Sue Erikson Bloland on horse

Photo by Leon Forrest
 

Sue Erikson Bloland is a psychotherapist in private practice and a member of the faculty of the Manhattan Institute for Psychoanalysis in New York City. She received her M.S.W. from New York University and her analytic training at the Manhattan Institute.

The daughter of the celebrated psychoanalyst and author, Erik H. Erikson, Ms. Bloland has made a life-long study of the nature of fame: the psychological origins of the drive to be famous, the universal human need to idealize the famous, and the negative impact of fame on the potential for genuine human intimacy. She lectures and writes on this subject, bringing both her personal and her professional experience to bear on the exploration of the interpersonal dynamics of celebrity.

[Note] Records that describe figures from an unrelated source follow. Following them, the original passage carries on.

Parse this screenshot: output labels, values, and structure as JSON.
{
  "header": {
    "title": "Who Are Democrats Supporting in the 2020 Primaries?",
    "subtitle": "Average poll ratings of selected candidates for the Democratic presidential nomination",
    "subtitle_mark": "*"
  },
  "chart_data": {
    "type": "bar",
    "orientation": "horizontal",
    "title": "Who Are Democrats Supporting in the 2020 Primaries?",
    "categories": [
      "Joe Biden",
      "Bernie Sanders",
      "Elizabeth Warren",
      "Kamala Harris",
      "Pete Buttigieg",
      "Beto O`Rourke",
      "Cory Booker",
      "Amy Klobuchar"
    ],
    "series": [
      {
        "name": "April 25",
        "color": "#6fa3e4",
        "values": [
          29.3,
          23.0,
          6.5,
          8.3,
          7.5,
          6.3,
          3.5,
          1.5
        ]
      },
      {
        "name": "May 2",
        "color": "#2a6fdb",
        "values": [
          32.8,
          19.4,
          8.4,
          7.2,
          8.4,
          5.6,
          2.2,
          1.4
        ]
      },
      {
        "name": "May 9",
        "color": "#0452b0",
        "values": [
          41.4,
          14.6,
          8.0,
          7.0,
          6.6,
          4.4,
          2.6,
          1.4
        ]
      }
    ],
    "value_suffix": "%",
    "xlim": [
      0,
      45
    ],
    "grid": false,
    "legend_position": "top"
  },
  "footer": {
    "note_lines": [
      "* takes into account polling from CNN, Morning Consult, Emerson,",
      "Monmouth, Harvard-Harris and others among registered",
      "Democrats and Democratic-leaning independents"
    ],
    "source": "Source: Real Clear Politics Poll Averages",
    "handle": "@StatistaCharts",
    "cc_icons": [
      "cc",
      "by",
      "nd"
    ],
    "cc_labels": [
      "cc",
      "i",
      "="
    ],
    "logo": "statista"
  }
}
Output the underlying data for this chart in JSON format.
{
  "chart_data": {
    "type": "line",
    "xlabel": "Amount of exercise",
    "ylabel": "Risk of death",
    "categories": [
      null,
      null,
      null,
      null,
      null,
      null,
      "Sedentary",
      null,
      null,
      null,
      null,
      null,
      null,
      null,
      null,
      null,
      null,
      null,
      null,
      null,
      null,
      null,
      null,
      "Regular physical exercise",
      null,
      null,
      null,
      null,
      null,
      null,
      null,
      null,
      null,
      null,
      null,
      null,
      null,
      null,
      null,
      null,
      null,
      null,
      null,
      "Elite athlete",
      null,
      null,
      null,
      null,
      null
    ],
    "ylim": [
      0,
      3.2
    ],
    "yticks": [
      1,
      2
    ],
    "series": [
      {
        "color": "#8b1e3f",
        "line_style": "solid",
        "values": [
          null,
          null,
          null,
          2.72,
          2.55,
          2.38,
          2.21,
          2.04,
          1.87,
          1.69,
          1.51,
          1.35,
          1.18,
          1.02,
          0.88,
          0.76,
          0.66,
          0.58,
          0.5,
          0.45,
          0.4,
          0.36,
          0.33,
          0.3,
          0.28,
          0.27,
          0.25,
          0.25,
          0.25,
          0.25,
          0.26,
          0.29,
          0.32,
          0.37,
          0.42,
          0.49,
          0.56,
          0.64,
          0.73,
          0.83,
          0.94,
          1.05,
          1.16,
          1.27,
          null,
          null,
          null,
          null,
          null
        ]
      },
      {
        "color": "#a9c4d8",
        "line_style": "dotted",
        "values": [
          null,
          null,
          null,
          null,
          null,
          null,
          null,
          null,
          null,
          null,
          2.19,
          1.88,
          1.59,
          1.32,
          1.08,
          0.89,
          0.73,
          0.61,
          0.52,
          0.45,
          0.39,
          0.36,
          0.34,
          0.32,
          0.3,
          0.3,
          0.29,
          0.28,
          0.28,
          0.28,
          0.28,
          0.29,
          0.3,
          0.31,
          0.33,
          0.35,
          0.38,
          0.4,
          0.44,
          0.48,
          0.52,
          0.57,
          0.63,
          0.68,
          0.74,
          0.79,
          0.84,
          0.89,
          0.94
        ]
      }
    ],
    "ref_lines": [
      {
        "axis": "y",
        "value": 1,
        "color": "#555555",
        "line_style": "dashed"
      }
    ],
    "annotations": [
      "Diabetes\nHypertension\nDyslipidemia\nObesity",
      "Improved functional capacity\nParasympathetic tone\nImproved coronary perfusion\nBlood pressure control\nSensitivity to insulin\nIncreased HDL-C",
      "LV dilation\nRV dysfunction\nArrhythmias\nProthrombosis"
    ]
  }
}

Her psychosocial perspective is further enriched by her graduate work in social anthropology at the University of California, Berkeley, and in sociology at the New School for Social Research.

Articles by Ms. Bloland have recently been published in The Atlantic Monthly (“Fame: The Power and Cost of a Fantasy,” November, 1999), and Psychoanalytic Dialogues (“Bill Clinton and John F. Kennedy: The Dark Side of Charisma,” March/April, 2000). Her memoir In the Shadow of Fame was published by Viking Penguin in February 2005 and is now available in paperback.